Title and Abstract
Yinan Wang
3d N=2 from M-theory on CY4 and IIB brane box-Part I
I will present our new framework of constructing 3d N=2 SUSY field theories/SCFTs I will present our new framework of constructing 3d N=2 SUSY field theories/SCFTs from M-theory on non-compact Calabi-Yau fourfolds and their singular limits. I will discuss the geometric ingredients that give rise to 3d gauge fields, matter, flavor symmetries, 1-form symmetries, non-abelian gauge theory and the SCFT limit, as well as the effects of G4-flux and superpotential. The main example will be a toric CY4 – the local P1P1P1.
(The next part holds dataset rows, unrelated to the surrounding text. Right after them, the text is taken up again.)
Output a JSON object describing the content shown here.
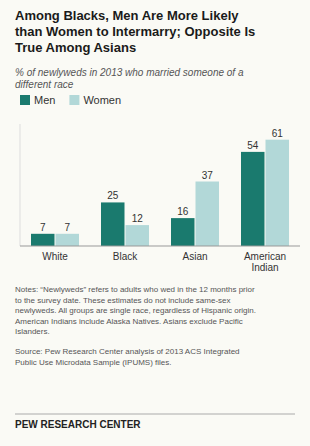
{
  "chart_data": {
    "type": "bar",
    "title": "Among Blacks, Men Are More Likely\nthan Women to Intermarry; Opposite Is\nTrue Among Asians",
    "subtitle": "% of newlyweds in 2013 who married someone of a\ndifferent race",
    "categories": [
      "White",
      "Black",
      "Asian",
      "American\nIndian"
    ],
    "series": [
      {
        "name": "Men",
        "color": "#1a7a6e",
        "values": [
          7,
          25,
          16,
          54
        ]
      },
      {
        "name": "Women",
        "color": "#b2d8d8",
        "values": [
          7,
          12,
          37,
          61
        ]
      }
    ],
    "ylim": [
      0,
      70
    ],
    "tick_labels": "x",
    "grid": false,
    "legend": "upper left",
    "data_labels": true,
    "annotations": [
      "Notes: “Newlyweds” refers to adults who wed in the 12 months prior\nto the survey date. These estimates do not include same-sex\nnewlyweds. All groups are single race, regardless of Hispanic origin.\nAmerican Indians include Alaska Natives. Asians exclude Pacific\nIslanders.",
      "Source: Pew Research Center analysis of 2013 ACS Integrated\nPublic Use Microdata Sample (IPUMS) files.",
      "PEW RESEARCH CENTER"
    ]
  }
}
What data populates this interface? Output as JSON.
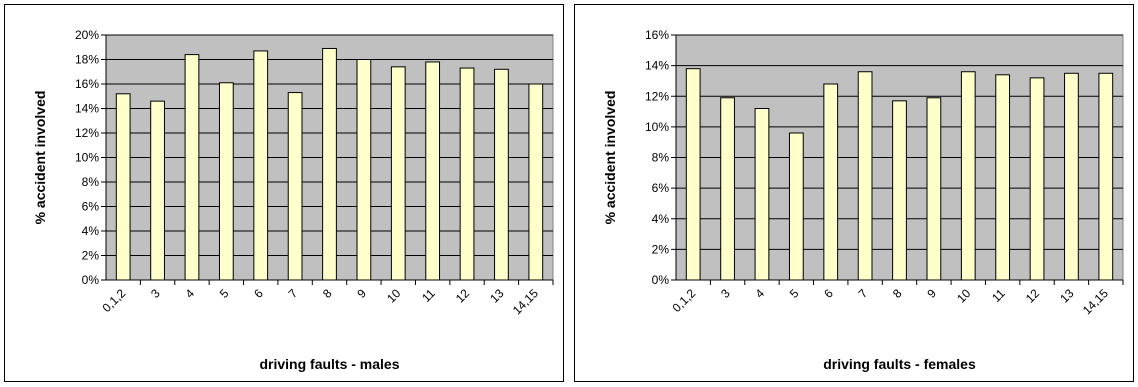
{
  "chart_data": [
    {
      "type": "bar",
      "xlabel": "driving faults - males",
      "ylabel": "% accident involved",
      "categories": [
        "0,1,2",
        "3",
        "4",
        "5",
        "6",
        "7",
        "8",
        "9",
        "10",
        "11",
        "12",
        "13",
        "14,15"
      ],
      "values": [
        15.2,
        14.6,
        18.4,
        16.1,
        18.7,
        15.3,
        18.9,
        18.0,
        17.4,
        17.8,
        17.3,
        17.2,
        16.0
      ],
      "ylim": [
        0,
        20
      ],
      "yticks": [
        "0%",
        "2%",
        "4%",
        "6%",
        "8%",
        "10%",
        "12%",
        "14%",
        "16%",
        "18%",
        "20%"
      ],
      "grid": true,
      "legend": "none",
      "colors": {
        "bar_fill": "#ffffcc",
        "bar_stroke": "#000000",
        "plot_bg": "#c0c0c0"
      }
    },
    {
      "type": "bar",
      "xlabel": "driving faults - females",
      "ylabel": "% accident involved",
      "categories": [
        "0,1,2",
        "3",
        "4",
        "5",
        "6",
        "7",
        "8",
        "9",
        "10",
        "11",
        "12",
        "13",
        "14,15"
      ],
      "values": [
        13.8,
        11.9,
        11.2,
        9.6,
        12.8,
        13.6,
        11.7,
        11.9,
        13.6,
        13.4,
        13.2,
        13.5,
        13.5
      ],
      "ylim": [
        0,
        16
      ],
      "yticks": [
        "0%",
        "2%",
        "4%",
        "6%",
        "8%",
        "10%",
        "12%",
        "14%",
        "16%"
      ],
      "grid": true,
      "legend": "none",
      "colors": {
        "bar_fill": "#ffffcc",
        "bar_stroke": "#000000",
        "plot_bg": "#c0c0c0"
      }
    }
  ]
}
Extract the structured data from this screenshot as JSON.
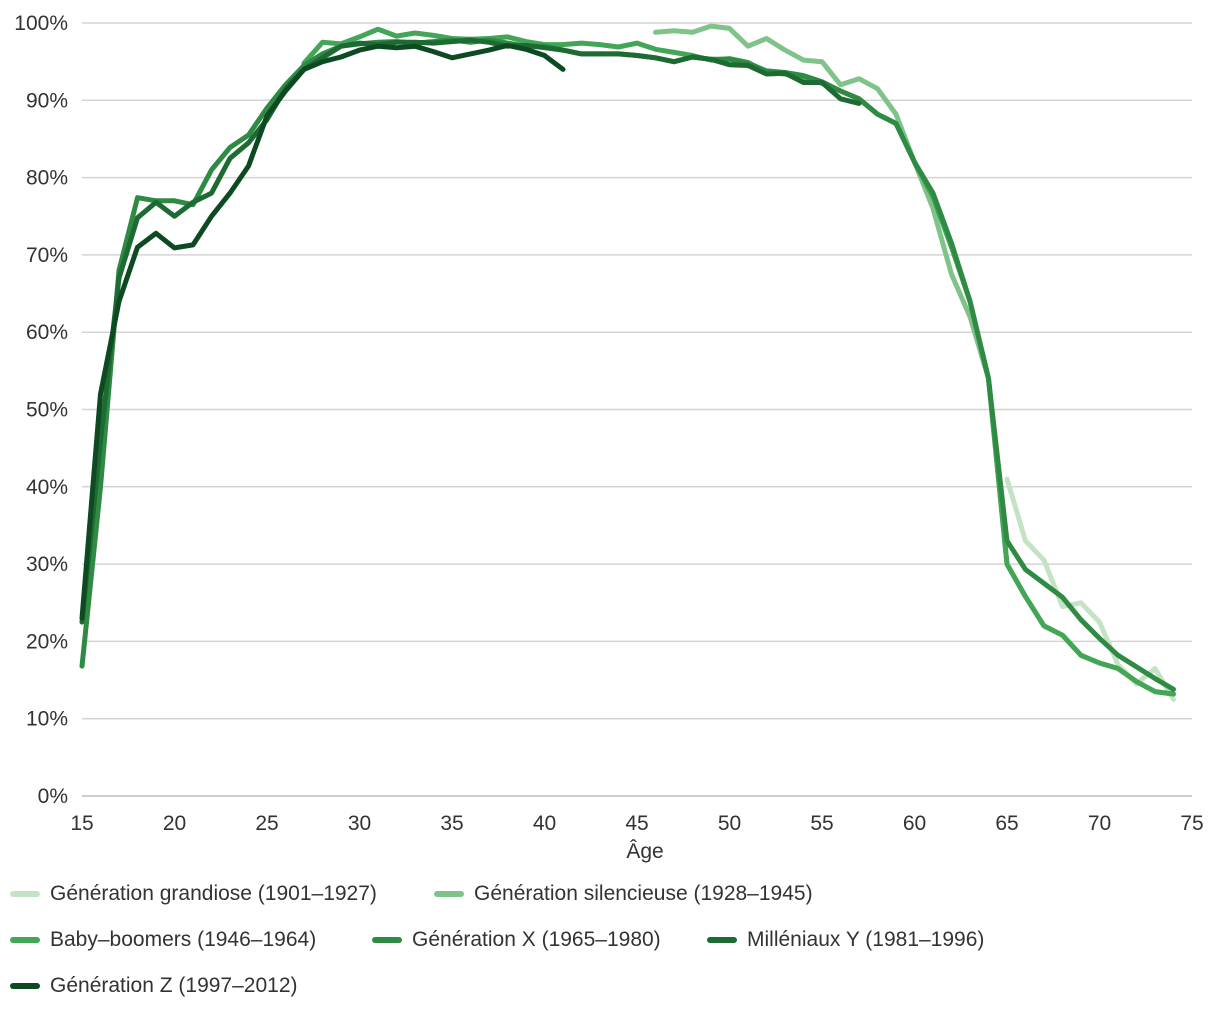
{
  "chart_data": {
    "type": "line",
    "xlabel": "Âge",
    "ylabel": "",
    "xlim": [
      15,
      75
    ],
    "ylim": [
      0,
      100
    ],
    "x_ticks": [
      15,
      20,
      25,
      30,
      35,
      40,
      45,
      50,
      55,
      60,
      65,
      70,
      75
    ],
    "y_ticks": [
      0,
      10,
      20,
      30,
      40,
      50,
      60,
      70,
      80,
      90,
      100
    ],
    "y_tick_format": "percent",
    "grid": "horizontal",
    "legend_position": "bottom",
    "series": [
      {
        "name": "Génération grandiose (1901–1927)",
        "color": "#c4e3c4",
        "x": [
          65,
          66,
          67,
          68,
          69,
          70,
          71,
          72,
          73,
          74
        ],
        "y": [
          41,
          33,
          30.5,
          24.5,
          25,
          22.5,
          17,
          14.5,
          16.5,
          12.5
        ]
      },
      {
        "name": "Génération silencieuse (1928–1945)",
        "color": "#7fc38a",
        "x": [
          46,
          47,
          48,
          49,
          50,
          51,
          52,
          53,
          54,
          55,
          56,
          57,
          58,
          59,
          60,
          61,
          62,
          63,
          64,
          65,
          66,
          67,
          68,
          69,
          70,
          71,
          72,
          73,
          74
        ],
        "y": [
          98.8,
          99,
          98.8,
          99.6,
          99.3,
          97,
          98,
          96.5,
          95.2,
          95,
          92,
          92.8,
          91.5,
          88.2,
          82,
          76,
          67.5,
          62,
          54,
          30,
          25.8,
          22,
          20.8,
          18.2,
          17.2,
          16.5,
          14.8,
          13.5,
          13.2
        ]
      },
      {
        "name": "Baby–boomers (1946–1964)",
        "color": "#43a656",
        "x": [
          27,
          28,
          29,
          30,
          31,
          32,
          33,
          34,
          35,
          36,
          37,
          38,
          39,
          40,
          41,
          42,
          43,
          44,
          45,
          46,
          47,
          48,
          49,
          50,
          51,
          52,
          53,
          54,
          55,
          56,
          57,
          58,
          59,
          60,
          61,
          62,
          63,
          64,
          65,
          66,
          67,
          68,
          69,
          70,
          71,
          72,
          73,
          74
        ],
        "y": [
          94.8,
          97.5,
          97.3,
          98.2,
          99.2,
          98.3,
          98.7,
          98.4,
          98,
          97.9,
          98,
          98.2,
          97.6,
          97.2,
          97.2,
          97.4,
          97.2,
          96.9,
          97.4,
          96.6,
          96.2,
          95.8,
          95.2,
          95.4,
          94.9,
          93.6,
          93.4,
          93,
          92.2,
          91.2,
          90.2,
          88.2,
          87,
          82,
          77.5,
          71,
          64,
          54,
          30,
          25.8,
          22,
          20.8,
          18.2,
          17.2,
          16.5,
          14.8,
          13.5,
          13.2
        ]
      },
      {
        "name": "Génération X (1965–1980)",
        "color": "#2f8a44",
        "x": [
          15,
          16,
          17,
          18,
          19,
          20,
          21,
          22,
          23,
          24,
          25,
          26,
          27,
          28,
          29,
          30,
          31,
          32,
          33,
          34,
          35,
          36,
          37,
          38,
          39,
          40,
          41,
          42,
          43,
          44,
          45,
          46,
          47,
          48,
          49,
          50,
          51,
          52,
          53,
          54,
          55,
          56,
          57,
          58,
          59,
          60,
          61,
          62,
          63,
          64,
          65,
          66,
          67,
          68,
          69,
          70,
          71,
          72,
          73,
          74
        ],
        "y": [
          16.8,
          40,
          68,
          77.4,
          77,
          77,
          76.5,
          81,
          83.9,
          85.5,
          89,
          92,
          94.5,
          96,
          97,
          97.3,
          97.5,
          97.6,
          97.4,
          97.6,
          97.8,
          97.5,
          97.8,
          97.4,
          97,
          97,
          96.5,
          96,
          96,
          96,
          95.8,
          95.5,
          95,
          95.6,
          95.3,
          95.3,
          94.8,
          93.8,
          93.6,
          93.2,
          92.4,
          91.2,
          90.2,
          88.2,
          87,
          82,
          78,
          71.5,
          64,
          54,
          33,
          29.3,
          27.5,
          25.7,
          22.8,
          20.4,
          18.2,
          16.7,
          15.2,
          13.8
        ]
      },
      {
        "name": "Milléniaux Y (1981–1996)",
        "color": "#1d6b33",
        "x": [
          15,
          16,
          17,
          18,
          19,
          20,
          21,
          22,
          23,
          24,
          25,
          26,
          27,
          28,
          29,
          30,
          31,
          32,
          33,
          34,
          35,
          36,
          37,
          38,
          39,
          40,
          41,
          42,
          43,
          44,
          45,
          46,
          47,
          48,
          49,
          50,
          51,
          52,
          53,
          54,
          55,
          56,
          57
        ],
        "y": [
          22.5,
          46,
          67,
          74.8,
          76.8,
          75,
          76.8,
          78,
          82.5,
          84.5,
          87.5,
          91.5,
          94,
          95.5,
          97,
          97.4,
          97.2,
          97.5,
          97.5,
          97.4,
          97.6,
          97.8,
          97.5,
          97,
          97.1,
          96.8,
          96.5,
          96,
          96,
          96,
          95.8,
          95.5,
          95,
          95.6,
          95.3,
          94.6,
          94.5,
          93.4,
          93.5,
          92.3,
          92.3,
          90.2,
          89.6
        ]
      },
      {
        "name": "Génération Z (1997–2012)",
        "color": "#0d4a22",
        "x": [
          15,
          16,
          17,
          18,
          19,
          20,
          21,
          22,
          23,
          24,
          25,
          26,
          27,
          28,
          29,
          30,
          31,
          32,
          33,
          34,
          35,
          36,
          37,
          38,
          39,
          40,
          41
        ],
        "y": [
          23,
          52,
          64,
          71,
          72.8,
          70.9,
          71.3,
          75,
          78,
          81.5,
          88,
          91.2,
          94,
          95,
          95.6,
          96.5,
          97,
          96.8,
          97,
          96.3,
          95.5,
          96,
          96.5,
          97.1,
          96.6,
          95.8,
          94
        ]
      }
    ]
  }
}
Reference: 2312.17082 w/ M. Najjar, J. Tian
Jiahua Tian
3d N=2 from M-theory on CY4 and IIB brane box-Part II
Following the talk by Professor Yi-Nan Wang, in part II I will first present more examples geometrically engineered by M-theory on C^4 orbifolds. Via generalized McKay correspondence we are able to determine several physical quantities of the 3D N=2 theory that are closely related to the group theoretical data of finite subgroups of SU(4). I will then introduce a new way to construct 3D N=2 theories via a brane box method. A brane box can be visualized as a diagram of intersecting planes in R^3 and is shown to be dual to a toric CY4. The planes in a brane box diagram are naturally interpreted as effective 4-branes in 8D maximal supersymmetric theory via IIB/M-theory duality. Various physical properties of the 3D N=2 theory are shown to be related to the diagrammatical properties of the brane box diagram. I will also discuss the stringy states and the codimension-2 branes in the brane box system, along with their physical applications.
Jiakang Bao
On the 2-3-4 of Crystal Melting
I will discuss the counting of BPS states of quiver quantum mechanics in the setting of Type IIA string theory on toric Calabi-Yau (CY) threefolds and fourfolds. For CY threefolds, it is well-known that the BPS spectra are encoded by the (3d) crystal melting models. It turns out that the fixed points are still labelled by the similar combinatorial structure for the fourfolds, but the (4d) crystals do not contain the full information. For both threefolds and fourfolds, this can be seen from the JK residue formula, where it also recovers the weights (which are just signs for threefolds but are more non-trivial for fourfolds) in the BPS partition function. In the threefold cases, the (2-parametric) quiver Yangians realize the BPS algebras with the crystals as their representations. I will also mention the difficulties of such generalizations to the fourfold cases.
Jie Gu
Resurgent structures of free energies and Wilson loops in topological string
Perturbative series in topological string theory, such as perturbative free energies and perturbative Wilson loops, can be computed to higher orders. They also have non-perturbative corrections, and the resurgence theory predicts that they can be encoded in trans-series, and furthermore they control the perturbative series via Stokes transformations. Based on the previous results of Couso-Santamaria et.al., we solve the non-perturbative trans-series for both free energies and Wilson loops exactly through a trans-series extension of the BCOV holomorphic anomaly equations. We also give strong evidence that the Stokes constants associated to the Stokes transformations are identified with BPS/DT invariants.
Yehao Zhou
Vertex algebras and Nakajima quiver varieties
Given a framed quiver Q, one can associate a vertex algebra V(Q) by a BRST reduction procedure. V(Q) is closely related to 1) vertex algebra associated to the 4d N=2 quiver gauge theory of Q; 2) boundary vertex algebra of the H-twisted 3d N=4 quiver gauge theory of Q. In the recent work of Arakawa-Kuwabara-Moller, a sheaf of \hbar-adic vertex algebras on the Hilbert scheme of C^2 is defined. A generalization of their construction leads to a sheaf of \hbar-adic vertex algebras on the Nakajima quiver variety M(Q) for every Q. There is a natural vertex algebra map from V(Q) to the global section of the aforementioned sheaf, and I will exploit this map to study the properties of V(Q). In particular I will introduce a reduction operation on the quiver variety which induces a map from V(Q) to V(Q’) where Q’ is a quiver with one less node. In good situations, iterative quiver reductions result in free-field realization of V(Q). In type A examples, such free-field realization helps to identify affine W-algebra as vertex subalgebra of V(Q). This talk is based on the joint works (2312.13363 and another in preparation) with Ioana Coman, Myungbo Shim, and Masahito Yamazaki.